Lima puluh tahun yang lalu, pasukan Ortodoks menghancurkan Jalan Iblis dan menemukan bahwa murid-murid dari tiga sekte telah lenyap tanpa jejak; mereka memfitnah mereka, mengatakan bahwa iblis tua itu telah melakukan Pengorbanan Darah pada anggota sektenya sendiri.

Setelah itu, Raja Langit Yuanling mengumumkan penutupan sekte tersebut, dan sepuluh tahun yang lalu, Jian Xuan menjadi curiga, lalu menerobos masuk ke Sekte Satu Qi hanya untuk mendapati sekte itu kosong!

Saat Indra Ilahi menyapu gulungan giok itu, wajah Jian Xuan berkerut penuh amarah, dan aura mengerikan melonjak ke langit.

“Metode Pengorbanan Darah, tidak heran, tidak heran…”

“Hehehe, aku sudah berteman dekat dengan si brengsek Yuan Ling itu selama hampir dua ribu tahun, namun dia memilih teknik rahasia untuk menghindari bencana daripada persahabatan kita!”

Jian Xuan melambaikan tangannya, dan Pedang Pembagi Cahaya Harta Karun Tertinggi Pelindung Sekte perlahan muncul dari tanah, bertanya, “Berapa banyak murid yang tersisa di Sekte Pedang Roh?”

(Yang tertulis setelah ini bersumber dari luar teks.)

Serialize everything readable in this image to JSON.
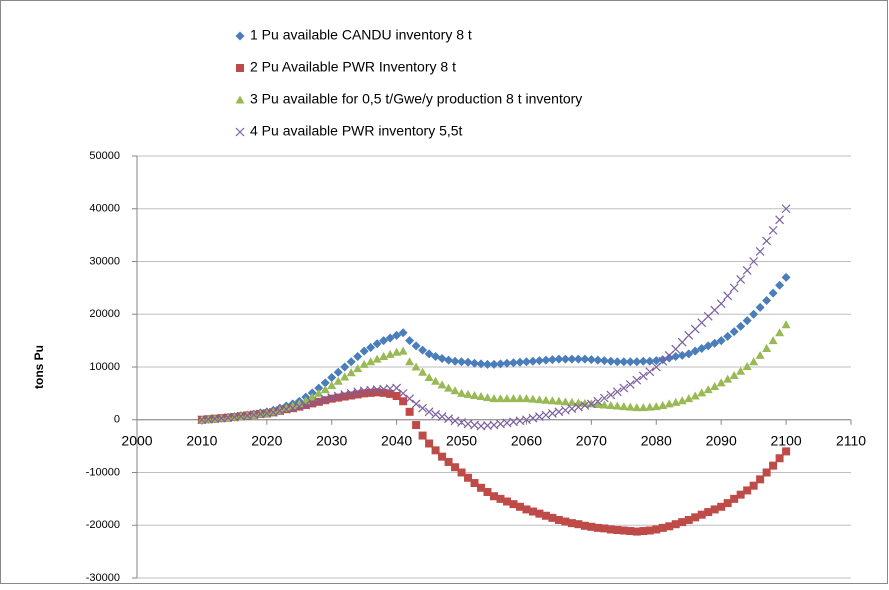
{
  "chart_data": {
    "type": "scatter",
    "y_label": "tons Pu",
    "legend": "top",
    "grid": true,
    "xlim": [
      2000,
      2110
    ],
    "xticks": [
      2000,
      2010,
      2020,
      2030,
      2040,
      2050,
      2060,
      2070,
      2080,
      2090,
      2100,
      2110
    ],
    "ylim": [
      -30000,
      50000
    ],
    "yticks": [
      -30000,
      -20000,
      -10000,
      0,
      10000,
      20000,
      30000,
      40000,
      50000
    ],
    "x": [
      2010,
      2011,
      2012,
      2013,
      2014,
      2015,
      2016,
      2017,
      2018,
      2019,
      2020,
      2021,
      2022,
      2023,
      2024,
      2025,
      2026,
      2027,
      2028,
      2029,
      2030,
      2031,
      2032,
      2033,
      2034,
      2035,
      2036,
      2037,
      2038,
      2039,
      2040,
      2041,
      2042,
      2043,
      2044,
      2045,
      2046,
      2047,
      2048,
      2049,
      2050,
      2051,
      2052,
      2053,
      2054,
      2055,
      2056,
      2057,
      2058,
      2059,
      2060,
      2061,
      2062,
      2063,
      2064,
      2065,
      2066,
      2067,
      2068,
      2069,
      2070,
      2071,
      2072,
      2073,
      2074,
      2075,
      2076,
      2077,
      2078,
      2079,
      2080,
      2081,
      2082,
      2083,
      2084,
      2085,
      2086,
      2087,
      2088,
      2089,
      2090,
      2091,
      2092,
      2093,
      2094,
      2095,
      2096,
      2097,
      2098,
      2099,
      2100
    ],
    "series": [
      {
        "name": "1 Pu available CANDU inventory 8 t",
        "color": "#4a7ebb",
        "marker": "diamond",
        "values": [
          0,
          100,
          200,
          300,
          450,
          600,
          750,
          900,
          1100,
          1300,
          1500,
          1800,
          2200,
          2600,
          3000,
          3500,
          4300,
          5100,
          6000,
          7000,
          8000,
          9000,
          10000,
          11000,
          12000,
          13000,
          13700,
          14400,
          15000,
          15500,
          16000,
          16500,
          15000,
          14000,
          13200,
          12500,
          12000,
          11600,
          11300,
          11100,
          11000,
          10900,
          10700,
          10600,
          10500,
          10500,
          10600,
          10700,
          10800,
          10900,
          11000,
          11100,
          11200,
          11300,
          11400,
          11500,
          11500,
          11500,
          11500,
          11500,
          11400,
          11300,
          11200,
          11100,
          11000,
          11000,
          11000,
          11000,
          11100,
          11100,
          11200,
          11400,
          11700,
          12000,
          12200,
          12500,
          13000,
          13500,
          14000,
          14500,
          15000,
          15800,
          16700,
          17700,
          18800,
          20000,
          21300,
          22600,
          24000,
          25500,
          27000
        ]
      },
      {
        "name": "2 Pu Available PWR Inventory  8 t",
        "color": "#be4b48",
        "marker": "square",
        "values": [
          0,
          100,
          200,
          300,
          400,
          500,
          650,
          800,
          950,
          1100,
          1200,
          1400,
          1700,
          2000,
          2200,
          2500,
          2800,
          3100,
          3400,
          3700,
          4000,
          4200,
          4400,
          4600,
          4800,
          5000,
          5100,
          5200,
          5100,
          4900,
          4500,
          3500,
          1500,
          -1000,
          -3000,
          -4500,
          -5800,
          -7000,
          -8000,
          -9000,
          -10000,
          -11000,
          -12000,
          -12900,
          -13700,
          -14500,
          -15000,
          -15500,
          -16000,
          -16500,
          -17000,
          -17400,
          -17800,
          -18200,
          -18600,
          -19000,
          -19300,
          -19600,
          -19800,
          -20100,
          -20300,
          -20500,
          -20600,
          -20800,
          -20900,
          -21000,
          -21100,
          -21200,
          -21100,
          -21000,
          -20800,
          -20500,
          -20200,
          -19800,
          -19400,
          -19000,
          -18500,
          -18000,
          -17500,
          -17000,
          -16500,
          -15800,
          -15000,
          -14200,
          -13400,
          -12500,
          -11300,
          -10000,
          -8700,
          -7300,
          -6000
        ]
      },
      {
        "name": "3 Pu available for 0,5 t/Gwe/y production 8 t inventory",
        "color": "#98b954",
        "marker": "triangle",
        "values": [
          0,
          100,
          200,
          300,
          400,
          500,
          650,
          800,
          950,
          1100,
          1200,
          1500,
          1800,
          2200,
          2600,
          3000,
          3600,
          4300,
          5000,
          5700,
          6500,
          7300,
          8100,
          8900,
          9700,
          10500,
          11000,
          11500,
          12000,
          12400,
          12800,
          13000,
          11000,
          10000,
          9000,
          8000,
          7300,
          6600,
          6000,
          5500,
          5000,
          4800,
          4600,
          4400,
          4200,
          4000,
          4000,
          4000,
          4000,
          4000,
          4000,
          3900,
          3800,
          3700,
          3600,
          3500,
          3400,
          3300,
          3200,
          3100,
          3000,
          2900,
          2800,
          2700,
          2600,
          2500,
          2400,
          2300,
          2300,
          2400,
          2500,
          2700,
          3000,
          3300,
          3600,
          4000,
          4500,
          5100,
          5700,
          6300,
          7000,
          7700,
          8400,
          9200,
          10100,
          11000,
          12200,
          13500,
          15000,
          16500,
          18000
        ]
      },
      {
        "name": "4 Pu available PWR inventory 5,5t",
        "color": "#7d60a0",
        "marker": "x",
        "values": [
          0,
          100,
          200,
          300,
          400,
          500,
          650,
          800,
          950,
          1100,
          1200,
          1400,
          1700,
          2000,
          2200,
          2500,
          2800,
          3200,
          3500,
          3900,
          4200,
          4500,
          4800,
          5000,
          5300,
          5500,
          5600,
          5700,
          5800,
          5900,
          6000,
          5000,
          4000,
          3000,
          2200,
          1500,
          1000,
          600,
          200,
          -200,
          -500,
          -800,
          -1000,
          -1200,
          -1100,
          -1000,
          -800,
          -600,
          -400,
          -200,
          0,
          300,
          600,
          900,
          1200,
          1500,
          1800,
          2100,
          2400,
          2700,
          3000,
          3500,
          4100,
          4700,
          5300,
          6000,
          6700,
          7500,
          8300,
          9100,
          10000,
          11100,
          12200,
          13400,
          14700,
          16000,
          17200,
          18400,
          19600,
          20800,
          22000,
          23500,
          25000,
          26600,
          28300,
          30000,
          31900,
          33900,
          35900,
          37900,
          40000
        ]
      }
    ]
  }
}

Taois tua itu sudah melihat isi gulungan giok tersebut, dan tentu saja, tahu apa yang ingin dilakukan oleh Patriark, jawabnya dengan pasrah.

“Sekte Pedang Roh telah lama tercerai-berai dan terpisah, hanya Guru dan murid ini yang tersisa, sisanya telah menempuh jalan masing-masing untuk mencari nafkah. Saat ini, berbagai negara di Negara Hijau terpecah belah, dan di balik layar, banyak yang dikendalikan oleh anggota sekte kita sendiri, haruskah kita mengeluarkan Perintah Pedang untuk memanggil mereka kembali?”

Jian Xuan dengan lembut mengusap ujung pedang, suaranya dingin seperti es.

“Itu bagus, akan menghemat waktu dan tenaga saya untuk berkeliling.”

Beberapa hari kemudian.

Perintah Pedang menyebar ke seluruh negara Green State, dan para kultivator Sekte Pedang Roh yang masih hidup, dengan perasaan ragu-ragu, datang ke Makam Pedang setelah mendengar bahwa Patriark sedang membagikan warisan sekte tersebut.

Hasilnya sudah jelas, mereka semua tewas di dalam Formasi tersebut.

Esensi, qi, dan jiwa mereka mengembun menjadi pola larangan semi-padat dan semi-halus yang tercetak di dahi Jian Xuan, seolah-olah mencapnya dengan tanda lahir merah yang baru.

“Jauh dari cukup!”

Jian Xuan merasakan kekuatan larangan itu, yang jauh dari cukup untuk selamat dari malapetaka besar, dan dia hanya akan mati diam-diam dalam tidurnya, pandangannya beralih ke arah Taois tua yang membungkuk di depannya.

“Murid, mengucapkan selamat tinggal kepada Guru!”

Taois tua itu bersujud tiga kali dan membungkuk sembilan kali, menghancurkan Jiwa Awalnya menjadi esensi, qi, dan jiwa yang bergelombang, secara sukarela menyatu ke dalam jejak di dahi Jian Xuan.

“Masih kurang…”

Jian Xuan bergumam pada dirinya sendiri, rambut putihnya berubah menjadi merah seperti darah, auranya berubah dari keagungan Jalan Ortodoks menjadi sesuatu yang suram dan menyeramkan.

“Manusia fana, selalu harus mati, lebih baik mati dengan nilai yang berarti!”

“Sekte Pedang Roh telah melindungi Negara Hijau selama hampir sepuluh ribu tahun, sudah saatnya untuk menuai hasilnya. Setelah aku menghindari bencana ini dan kembali, aku akan membangun kembali Sekte Pedang Roh untuk melindungi Negara Hijau!”

Setelah mengatakan itu, dia melesat ke udara, terbang dari selatan ke utara melintasi wilayah Negara Hijau.

Ke mana pun ia melewati kota dan desa, ia akan menghentikan cahaya yang keluar dari tubuhnya, menarik napas, dan menyerap esensi, qi, dan jiwa ribuan, bahkan puluhan ribu manusia.